Passée par une classe préparatoire « littérature et sciences sociales » qui ne lui plaît guère, elle cherche alors « un plan de secours ». Ce sera le DUT de journalisme à Lannion (22). Au départ, la radio ne fait pas partie de ses projets « enfant, je n’ai pas « baigné » dans la radio… Dans le son oui, l’immersion sonore par exemple m’a toujours fascinée. Alors peut-être qu’il y avait un truc », analyse-t-elle, avant de continuer : « et puis enfant, j’ai le souvenir d’aimer parler toute seule devant le miroir… j’aurais pu être youtubeuse beauté », lâche-t-elle en rigolant, avec cette autodérision naturelle caractéristique. Puis, vient le moment de trouver un stage. C’est à ce moment qu’elle découvre Canal B. « Je suis originaire de la région rennaise, mais à la limite de diffusion (40km autour de Rennes, NDLR), je ne l’avais jamais écouté.e ni même entendu parler ». C’est par hasard, donc, que l’étudiante d’alors, débarque alors dans les studios de Maurepas. « Les animat.eur.rice.s avaient une prestance. Il y avait aussi la couleur musicale et culturelle de Canal B. Et puis, c’était très impressionnant l’aspect direct de la radio. J’étais tétanisée à l’idée de parler dans un micro ! ».

Tétanisée, mais surtout charmée ! « Avant cela, j’avais eu une première expérience journalistique en presse écrite, mais ici, je découvrais une liberté de ton », résume-t-elle. L’expérience est concluante et elle revient peu de temps après dans le cadre d’un service civique. Puis elle sera tour à tour bénévole, membre du CA… Et un jour, son prédécesseur s’en va et c’est elle qui est choisie pour reprendre son poste.

En charge de la quotidienne


Depuis quatre ans, elle anime donc « L’arène », la quotidienne d’information locale, avec du reportage, des chroniques et des invité.e.s. « Au début c’était une émission de 28 minutes, désormais c’est plutôt 45-50 minutes ». Entre autres sujets abordés : la vie politique, la vie rurale et citadine, les mouvements sociaux, le féminisme, les sujets LGBTQI+, etc. En revanche, ici, pas de sujets sur le sport professionnel et l’on ne traite pas des faits divers, à une exception près : si ce dernier se révèle être un fait de société. Et elle qui connaît bien la radio, a-t-elle évolué depuis son arrivée ? « Oui, ça bouge à Canal B ! Les femmes prennent leurs places », dit-elle dans un sourire.

Un programme bien chargé en somme.

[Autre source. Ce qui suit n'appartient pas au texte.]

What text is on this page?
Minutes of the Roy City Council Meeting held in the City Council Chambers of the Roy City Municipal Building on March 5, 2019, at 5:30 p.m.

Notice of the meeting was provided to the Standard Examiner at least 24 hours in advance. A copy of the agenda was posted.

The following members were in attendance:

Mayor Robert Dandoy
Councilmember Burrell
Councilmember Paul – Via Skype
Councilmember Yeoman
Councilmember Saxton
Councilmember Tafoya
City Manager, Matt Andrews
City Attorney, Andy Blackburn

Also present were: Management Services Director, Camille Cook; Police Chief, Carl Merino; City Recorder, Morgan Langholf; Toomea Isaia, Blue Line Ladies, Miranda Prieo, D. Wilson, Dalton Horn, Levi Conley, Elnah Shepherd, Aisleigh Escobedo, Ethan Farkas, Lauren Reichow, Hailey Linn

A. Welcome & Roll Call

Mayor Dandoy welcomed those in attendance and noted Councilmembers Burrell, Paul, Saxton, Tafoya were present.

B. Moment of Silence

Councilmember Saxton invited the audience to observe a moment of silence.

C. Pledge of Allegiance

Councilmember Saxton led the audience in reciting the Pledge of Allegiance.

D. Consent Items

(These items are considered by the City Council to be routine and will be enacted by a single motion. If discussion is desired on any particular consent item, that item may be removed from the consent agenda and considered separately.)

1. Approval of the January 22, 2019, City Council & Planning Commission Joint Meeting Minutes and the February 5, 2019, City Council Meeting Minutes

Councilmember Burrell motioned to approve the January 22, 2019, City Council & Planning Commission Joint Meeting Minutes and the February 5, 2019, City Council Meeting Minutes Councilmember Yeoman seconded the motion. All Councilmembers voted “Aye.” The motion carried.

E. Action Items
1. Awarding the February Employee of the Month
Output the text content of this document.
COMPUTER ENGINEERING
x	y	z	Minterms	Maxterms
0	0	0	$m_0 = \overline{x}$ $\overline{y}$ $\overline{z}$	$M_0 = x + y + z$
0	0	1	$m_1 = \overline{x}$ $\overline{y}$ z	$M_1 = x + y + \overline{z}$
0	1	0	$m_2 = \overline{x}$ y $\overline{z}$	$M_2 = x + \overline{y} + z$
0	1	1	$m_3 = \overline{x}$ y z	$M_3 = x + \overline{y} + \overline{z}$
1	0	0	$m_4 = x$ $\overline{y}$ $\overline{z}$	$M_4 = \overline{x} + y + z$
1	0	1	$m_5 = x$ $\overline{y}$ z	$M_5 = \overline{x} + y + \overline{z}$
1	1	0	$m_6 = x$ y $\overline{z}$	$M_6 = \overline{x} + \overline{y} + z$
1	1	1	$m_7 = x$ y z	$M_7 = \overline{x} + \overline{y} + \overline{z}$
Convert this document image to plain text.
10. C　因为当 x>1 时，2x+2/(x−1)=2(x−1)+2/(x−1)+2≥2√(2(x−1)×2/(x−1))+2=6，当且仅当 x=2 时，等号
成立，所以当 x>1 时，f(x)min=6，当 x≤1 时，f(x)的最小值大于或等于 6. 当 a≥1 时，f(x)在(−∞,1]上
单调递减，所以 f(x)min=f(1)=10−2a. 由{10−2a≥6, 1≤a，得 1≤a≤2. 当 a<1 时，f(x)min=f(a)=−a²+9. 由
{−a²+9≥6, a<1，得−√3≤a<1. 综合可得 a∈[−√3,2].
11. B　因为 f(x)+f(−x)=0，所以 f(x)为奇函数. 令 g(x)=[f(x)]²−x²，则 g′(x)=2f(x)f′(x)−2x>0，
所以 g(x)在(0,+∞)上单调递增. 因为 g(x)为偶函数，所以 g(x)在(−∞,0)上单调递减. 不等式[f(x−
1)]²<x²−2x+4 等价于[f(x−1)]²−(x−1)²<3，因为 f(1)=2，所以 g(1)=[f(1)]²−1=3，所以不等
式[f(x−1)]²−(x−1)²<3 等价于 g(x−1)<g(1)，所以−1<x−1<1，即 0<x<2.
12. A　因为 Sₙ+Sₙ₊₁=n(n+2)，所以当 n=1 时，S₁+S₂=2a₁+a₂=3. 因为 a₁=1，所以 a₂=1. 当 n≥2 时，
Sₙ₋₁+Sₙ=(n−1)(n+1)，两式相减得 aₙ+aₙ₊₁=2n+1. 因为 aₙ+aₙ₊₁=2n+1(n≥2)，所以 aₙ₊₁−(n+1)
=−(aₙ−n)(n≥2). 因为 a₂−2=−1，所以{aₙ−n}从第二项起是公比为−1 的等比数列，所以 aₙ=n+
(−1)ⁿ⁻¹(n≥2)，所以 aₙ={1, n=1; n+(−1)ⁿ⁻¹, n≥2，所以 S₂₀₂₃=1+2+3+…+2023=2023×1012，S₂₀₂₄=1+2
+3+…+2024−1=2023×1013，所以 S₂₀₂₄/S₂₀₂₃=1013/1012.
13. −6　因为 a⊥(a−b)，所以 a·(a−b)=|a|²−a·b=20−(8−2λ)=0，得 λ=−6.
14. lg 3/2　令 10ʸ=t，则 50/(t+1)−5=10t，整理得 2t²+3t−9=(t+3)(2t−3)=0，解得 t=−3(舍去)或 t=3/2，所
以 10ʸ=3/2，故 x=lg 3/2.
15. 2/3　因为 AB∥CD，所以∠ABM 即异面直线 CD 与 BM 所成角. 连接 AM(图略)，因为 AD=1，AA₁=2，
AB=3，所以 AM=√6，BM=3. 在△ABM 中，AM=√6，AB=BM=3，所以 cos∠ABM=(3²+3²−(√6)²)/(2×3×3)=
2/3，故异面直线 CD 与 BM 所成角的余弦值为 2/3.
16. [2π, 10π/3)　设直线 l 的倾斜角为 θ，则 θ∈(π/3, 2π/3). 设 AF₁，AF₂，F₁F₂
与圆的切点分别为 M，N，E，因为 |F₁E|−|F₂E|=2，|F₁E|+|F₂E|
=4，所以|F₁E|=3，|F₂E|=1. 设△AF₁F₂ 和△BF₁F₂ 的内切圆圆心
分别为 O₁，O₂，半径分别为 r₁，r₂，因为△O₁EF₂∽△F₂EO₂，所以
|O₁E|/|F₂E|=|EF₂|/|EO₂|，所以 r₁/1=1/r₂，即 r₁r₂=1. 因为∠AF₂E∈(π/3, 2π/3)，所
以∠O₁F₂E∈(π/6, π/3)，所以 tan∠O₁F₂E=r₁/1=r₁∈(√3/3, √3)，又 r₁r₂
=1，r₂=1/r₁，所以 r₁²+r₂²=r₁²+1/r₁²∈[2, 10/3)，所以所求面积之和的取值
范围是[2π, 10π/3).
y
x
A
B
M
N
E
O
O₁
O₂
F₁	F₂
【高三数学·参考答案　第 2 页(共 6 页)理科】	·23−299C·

Qu’elle mène toute seule ? « Je suis seule sur l’émission, mais j’ai autour de moi un volontaire en service civique que je forme progressivement et qui part en reportage. Ponctuellement, il y a aussi des stages conventionnés qui viennent de la Skol Radio, du DUT de journalisme de Lannion, du master Journalisme Reportage et Enquête de Sciences Po Rennes. J’ai aussi quelques bénévoles, notamment des bénévoles de la CIMADE qui produisent une chronique toutes les deux semaines ».

Si elle confesse ne plus trop avoir le temps d’écouter autant la radio depuis qu’elle est devenue maman, Lucie aime le documentaire radiophonique, dont ceux d’Arte Radio. Sur Canal B, l’émission Bonjouïr. Et alors, quel a été son souvenir le plus marquant à la radio ? « Forcément, la première fois que l’on parle dans un micro, l’appréhension, le stress. Avec la répétition et le vécu, ça devient moins intense. » Elle réfléchit un moment et puis continue, « en février 2020 j’ai fait un documentaire sur les travailleuses du sexe à Rennes, soit juste avant le confinement. Ça a été un moment très fort d’entendre, de laisser parler ces personnes ».